AT THE CHURCH.

As the speaker concluded, young Lord Fontonore passed before them, and his bright eye caught sight of Mark Dowley. Leaving the path which led to the door, he was instantly at the side of the poor boy.

“You are coming into church, I hope?” said he earnestly; then continued, without stopping for a reply, “Mr. Ewart is to preach; you must not stay outside.” Mark bowed his head, and followed into the church.

How heavenly to the weary-hearted boy sounded the music of the hymn, the many voices blended together in praise to the Saviour. God made him think of the harmony of heaven! Rude voices, unkind looks, quarrelling, falsehood, fierce temptations—all seemed to him shut out from that place, and a feeling of peace stole over his spirit, like a calm after a storm. He sat in a retired corner of the church, unnoticed and unobserved: it was as though the weary pilgrim had paused on the hot, dusty highway of life, to bathe his bruised feet in some cooling stream, and refresh himself by the wayside.

Presently Mr. Ewart ascended the pulpit with the Word of God in his hand. Mark fixed his earnest eyes upon the face of the preacher, and never removed them during the whole of the sermon. His was deep, solemn attention, such as befits a child of earth when listening to a message from Heaven.

The subject of the Christian minister’s address was the sin of God’s people in the wilderness, and the means by which mercy saved the guilty and dying. He described the scene so vividly that Mark could almost fancy that he saw Israel’s hosts encamping in the desert around the tabernacle, over which hung a pillar of cloud, denoting the Lord’s presence with his people. God had freed them from bondage, had saved them from their foes, had guided them, fed them, blessed them above all nations, and yet they rebelled and murmured against Him. Again and again they had broken His law, insulted His servant, and doubted His love; and at last the long-merited punishment came. Fiery serpents were sent into the camp, serpents whose bite was death, and the miserable sinners lay groaning and dying beneath the reptiles’ venomous fangs.

“And are such serpents not amongst us still?” said the preacher; “is not sin the viper that clings to the soul, and brings it to misery and death! What ruins the drunkard’s character and name, brings poverty and shame to his door? The fiery serpent of sin! What brings destruction on the murderer and the thief? The fiery serpent of sin!
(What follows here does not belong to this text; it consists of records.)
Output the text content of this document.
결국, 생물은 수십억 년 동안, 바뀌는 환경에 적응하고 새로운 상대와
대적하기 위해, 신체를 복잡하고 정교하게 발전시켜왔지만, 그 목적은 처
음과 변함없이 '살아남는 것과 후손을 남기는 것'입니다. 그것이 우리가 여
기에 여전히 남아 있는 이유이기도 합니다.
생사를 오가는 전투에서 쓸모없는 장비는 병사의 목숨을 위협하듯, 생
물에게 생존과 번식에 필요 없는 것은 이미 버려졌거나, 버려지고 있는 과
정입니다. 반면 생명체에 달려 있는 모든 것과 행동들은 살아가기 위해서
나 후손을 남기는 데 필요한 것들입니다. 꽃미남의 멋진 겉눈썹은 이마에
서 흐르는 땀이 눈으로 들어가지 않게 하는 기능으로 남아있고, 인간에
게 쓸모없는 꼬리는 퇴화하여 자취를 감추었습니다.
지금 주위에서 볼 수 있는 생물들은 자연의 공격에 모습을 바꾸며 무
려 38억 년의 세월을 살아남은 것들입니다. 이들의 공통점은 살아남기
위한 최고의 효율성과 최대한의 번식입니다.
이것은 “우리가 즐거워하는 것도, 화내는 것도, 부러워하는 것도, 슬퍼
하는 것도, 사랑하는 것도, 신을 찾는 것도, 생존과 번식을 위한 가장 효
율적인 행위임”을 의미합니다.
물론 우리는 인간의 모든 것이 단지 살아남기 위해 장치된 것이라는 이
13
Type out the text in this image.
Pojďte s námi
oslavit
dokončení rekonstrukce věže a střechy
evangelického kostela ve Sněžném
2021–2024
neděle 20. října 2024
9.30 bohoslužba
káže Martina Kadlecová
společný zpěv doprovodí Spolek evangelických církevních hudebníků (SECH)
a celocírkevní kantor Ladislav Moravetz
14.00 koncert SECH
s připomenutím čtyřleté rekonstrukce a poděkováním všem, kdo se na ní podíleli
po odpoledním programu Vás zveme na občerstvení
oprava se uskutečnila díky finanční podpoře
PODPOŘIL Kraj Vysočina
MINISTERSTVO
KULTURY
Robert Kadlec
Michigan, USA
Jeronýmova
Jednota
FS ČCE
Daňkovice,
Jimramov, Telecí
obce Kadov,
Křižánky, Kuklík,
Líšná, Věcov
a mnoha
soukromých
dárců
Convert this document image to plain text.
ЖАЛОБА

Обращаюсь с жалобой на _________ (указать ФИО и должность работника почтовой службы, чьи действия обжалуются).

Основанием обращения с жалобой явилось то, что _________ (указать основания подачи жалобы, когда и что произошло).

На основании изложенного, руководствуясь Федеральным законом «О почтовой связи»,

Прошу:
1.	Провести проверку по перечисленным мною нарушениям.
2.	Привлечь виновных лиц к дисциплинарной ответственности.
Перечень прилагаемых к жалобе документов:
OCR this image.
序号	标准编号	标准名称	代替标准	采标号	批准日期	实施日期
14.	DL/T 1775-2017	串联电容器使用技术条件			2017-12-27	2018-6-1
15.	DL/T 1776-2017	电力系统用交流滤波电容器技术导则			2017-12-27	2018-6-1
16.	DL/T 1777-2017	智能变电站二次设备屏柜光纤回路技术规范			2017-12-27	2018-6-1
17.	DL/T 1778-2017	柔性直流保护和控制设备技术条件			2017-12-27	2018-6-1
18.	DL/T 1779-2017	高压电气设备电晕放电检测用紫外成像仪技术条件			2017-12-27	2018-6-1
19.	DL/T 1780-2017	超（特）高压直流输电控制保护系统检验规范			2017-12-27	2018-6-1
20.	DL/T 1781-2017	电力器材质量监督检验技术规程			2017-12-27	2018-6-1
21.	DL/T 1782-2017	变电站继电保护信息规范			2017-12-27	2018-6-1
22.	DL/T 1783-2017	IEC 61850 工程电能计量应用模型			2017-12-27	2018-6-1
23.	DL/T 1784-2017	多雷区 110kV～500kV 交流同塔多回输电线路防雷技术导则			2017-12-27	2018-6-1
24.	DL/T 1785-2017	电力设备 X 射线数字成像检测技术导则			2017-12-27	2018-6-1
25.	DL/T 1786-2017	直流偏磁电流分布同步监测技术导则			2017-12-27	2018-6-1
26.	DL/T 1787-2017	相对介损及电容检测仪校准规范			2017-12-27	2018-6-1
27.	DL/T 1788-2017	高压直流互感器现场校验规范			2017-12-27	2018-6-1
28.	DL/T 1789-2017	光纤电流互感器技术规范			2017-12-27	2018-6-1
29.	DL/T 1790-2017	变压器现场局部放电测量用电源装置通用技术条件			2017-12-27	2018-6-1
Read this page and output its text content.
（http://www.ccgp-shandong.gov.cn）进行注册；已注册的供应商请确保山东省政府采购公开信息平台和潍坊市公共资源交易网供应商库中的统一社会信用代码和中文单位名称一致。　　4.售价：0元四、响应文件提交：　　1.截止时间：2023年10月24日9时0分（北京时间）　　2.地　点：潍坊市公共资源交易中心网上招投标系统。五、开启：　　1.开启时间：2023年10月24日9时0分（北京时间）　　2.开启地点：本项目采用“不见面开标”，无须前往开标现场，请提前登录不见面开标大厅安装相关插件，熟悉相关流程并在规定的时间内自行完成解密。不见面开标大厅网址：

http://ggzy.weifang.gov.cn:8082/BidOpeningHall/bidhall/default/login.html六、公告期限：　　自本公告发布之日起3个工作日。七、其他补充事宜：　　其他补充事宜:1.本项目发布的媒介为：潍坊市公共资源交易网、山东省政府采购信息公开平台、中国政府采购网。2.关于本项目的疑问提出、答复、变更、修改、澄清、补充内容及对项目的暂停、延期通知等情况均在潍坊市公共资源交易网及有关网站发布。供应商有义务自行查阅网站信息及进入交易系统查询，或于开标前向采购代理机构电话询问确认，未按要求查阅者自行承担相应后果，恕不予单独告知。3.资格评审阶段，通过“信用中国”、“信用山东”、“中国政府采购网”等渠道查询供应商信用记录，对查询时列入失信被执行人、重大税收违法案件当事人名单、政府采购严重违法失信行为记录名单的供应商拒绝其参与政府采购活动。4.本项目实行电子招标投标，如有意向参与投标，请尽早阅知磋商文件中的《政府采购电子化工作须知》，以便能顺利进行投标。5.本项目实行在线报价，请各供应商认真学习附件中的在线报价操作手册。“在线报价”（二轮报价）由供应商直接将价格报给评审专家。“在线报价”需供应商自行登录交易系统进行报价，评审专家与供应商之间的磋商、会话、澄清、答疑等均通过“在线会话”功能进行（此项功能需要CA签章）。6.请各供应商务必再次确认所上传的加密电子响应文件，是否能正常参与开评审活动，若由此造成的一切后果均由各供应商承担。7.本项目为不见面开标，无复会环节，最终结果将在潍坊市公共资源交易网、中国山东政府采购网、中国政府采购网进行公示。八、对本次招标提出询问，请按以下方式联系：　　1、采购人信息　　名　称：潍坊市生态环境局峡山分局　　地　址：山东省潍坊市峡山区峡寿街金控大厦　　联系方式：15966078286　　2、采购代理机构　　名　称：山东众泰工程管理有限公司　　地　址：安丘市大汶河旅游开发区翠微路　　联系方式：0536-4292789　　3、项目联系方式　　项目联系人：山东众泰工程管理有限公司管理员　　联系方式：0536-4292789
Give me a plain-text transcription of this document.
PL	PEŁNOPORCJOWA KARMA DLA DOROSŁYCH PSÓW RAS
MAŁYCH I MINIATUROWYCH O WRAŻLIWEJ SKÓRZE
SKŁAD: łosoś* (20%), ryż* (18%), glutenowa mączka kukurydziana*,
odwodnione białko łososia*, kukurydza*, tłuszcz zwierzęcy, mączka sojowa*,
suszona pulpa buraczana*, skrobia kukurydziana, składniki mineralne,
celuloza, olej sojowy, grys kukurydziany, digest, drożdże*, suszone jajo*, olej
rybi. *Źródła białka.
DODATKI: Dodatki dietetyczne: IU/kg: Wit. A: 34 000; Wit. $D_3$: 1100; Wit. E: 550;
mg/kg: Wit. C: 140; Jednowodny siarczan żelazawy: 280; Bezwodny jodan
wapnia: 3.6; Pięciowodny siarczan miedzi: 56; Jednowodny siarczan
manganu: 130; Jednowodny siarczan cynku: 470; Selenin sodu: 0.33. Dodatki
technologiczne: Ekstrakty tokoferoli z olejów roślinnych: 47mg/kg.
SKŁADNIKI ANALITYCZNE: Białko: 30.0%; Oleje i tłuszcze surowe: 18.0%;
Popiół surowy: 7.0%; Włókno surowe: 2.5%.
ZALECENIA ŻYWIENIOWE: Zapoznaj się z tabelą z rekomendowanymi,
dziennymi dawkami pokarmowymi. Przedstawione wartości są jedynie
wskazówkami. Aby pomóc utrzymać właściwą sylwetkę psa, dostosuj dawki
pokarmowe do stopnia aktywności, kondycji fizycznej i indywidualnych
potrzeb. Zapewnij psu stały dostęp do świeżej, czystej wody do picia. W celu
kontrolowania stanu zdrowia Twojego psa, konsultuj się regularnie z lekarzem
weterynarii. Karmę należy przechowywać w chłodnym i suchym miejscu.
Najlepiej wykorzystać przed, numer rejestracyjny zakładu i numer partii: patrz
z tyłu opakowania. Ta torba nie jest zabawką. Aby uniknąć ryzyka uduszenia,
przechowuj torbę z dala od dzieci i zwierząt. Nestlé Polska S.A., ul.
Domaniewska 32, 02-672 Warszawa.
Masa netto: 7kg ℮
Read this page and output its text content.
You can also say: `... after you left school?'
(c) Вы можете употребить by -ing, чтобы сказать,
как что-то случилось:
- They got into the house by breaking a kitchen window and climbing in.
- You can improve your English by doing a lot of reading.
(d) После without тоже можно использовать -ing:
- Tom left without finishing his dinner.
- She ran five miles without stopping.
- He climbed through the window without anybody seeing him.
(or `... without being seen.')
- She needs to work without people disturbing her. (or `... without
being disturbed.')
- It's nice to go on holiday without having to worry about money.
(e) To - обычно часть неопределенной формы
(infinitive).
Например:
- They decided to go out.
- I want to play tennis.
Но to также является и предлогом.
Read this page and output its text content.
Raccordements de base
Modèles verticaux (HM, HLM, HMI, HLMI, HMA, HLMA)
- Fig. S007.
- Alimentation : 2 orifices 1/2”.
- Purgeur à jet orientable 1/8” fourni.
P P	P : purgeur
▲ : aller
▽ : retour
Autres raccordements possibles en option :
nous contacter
What fixes its poison even in the young child, what has wounded every soul that is born into the world? The fiery serpent of sin!”

Then the minister proceeded to tell how, at God’s command, Moses raised on high a serpent made of brass, and whoever had faith to look on that serpent, recovered from his wound, and was healed. He described the trembling mothers of Israel lifting their children on high to look on the type of salvation; and the dying fixing upon it their dim, failing eyes, and finding life returning as they gazed!

“And has no such remedy been found for man, sinking under the punishment of sin? Thanks to redeeming love, that remedy has been found; for as Moses lifted up the serpent in the wilderness, so hath the Son of Man been lifted up, that whoso believeth in him should not perish, but have everlasting life! Behold the Saviour uplifted on the cross, His brow crowned with thorns, blood flowing from His side, and the wounds in His pierced hands and feet! Why did He endure the torment and the shame, rude blows from the hands that His own power had formed—fierce taunts from the lips to which He had given breath. It was that He might redeem us from sin and from death—it was that the blessed Jesus might have power to say, Look unto Me and be ye saved, all ends of the earth.

“We were sentenced to misery, sentenced to death; the justice of God had pronounced the fearful words—The soul that sinneth it shall die! One came forward who knew no sin, to bear the punishment due unto sin; our sentence is blotted out by His blood; the sword of justice has been sheathed in His breast; and now there is no condemnation to them that are in Christ Jesus; their ransom is paid, their transgressions are forgiven for the sake of Him who loved and gave Himself for them. Oh, come to the Saviour, ye weary and heavy laden—come to the Saviour, ye burdened with sin, dread no longer the wrath of an offended God; look to Him and be ye saved, all ye ends of the earth!”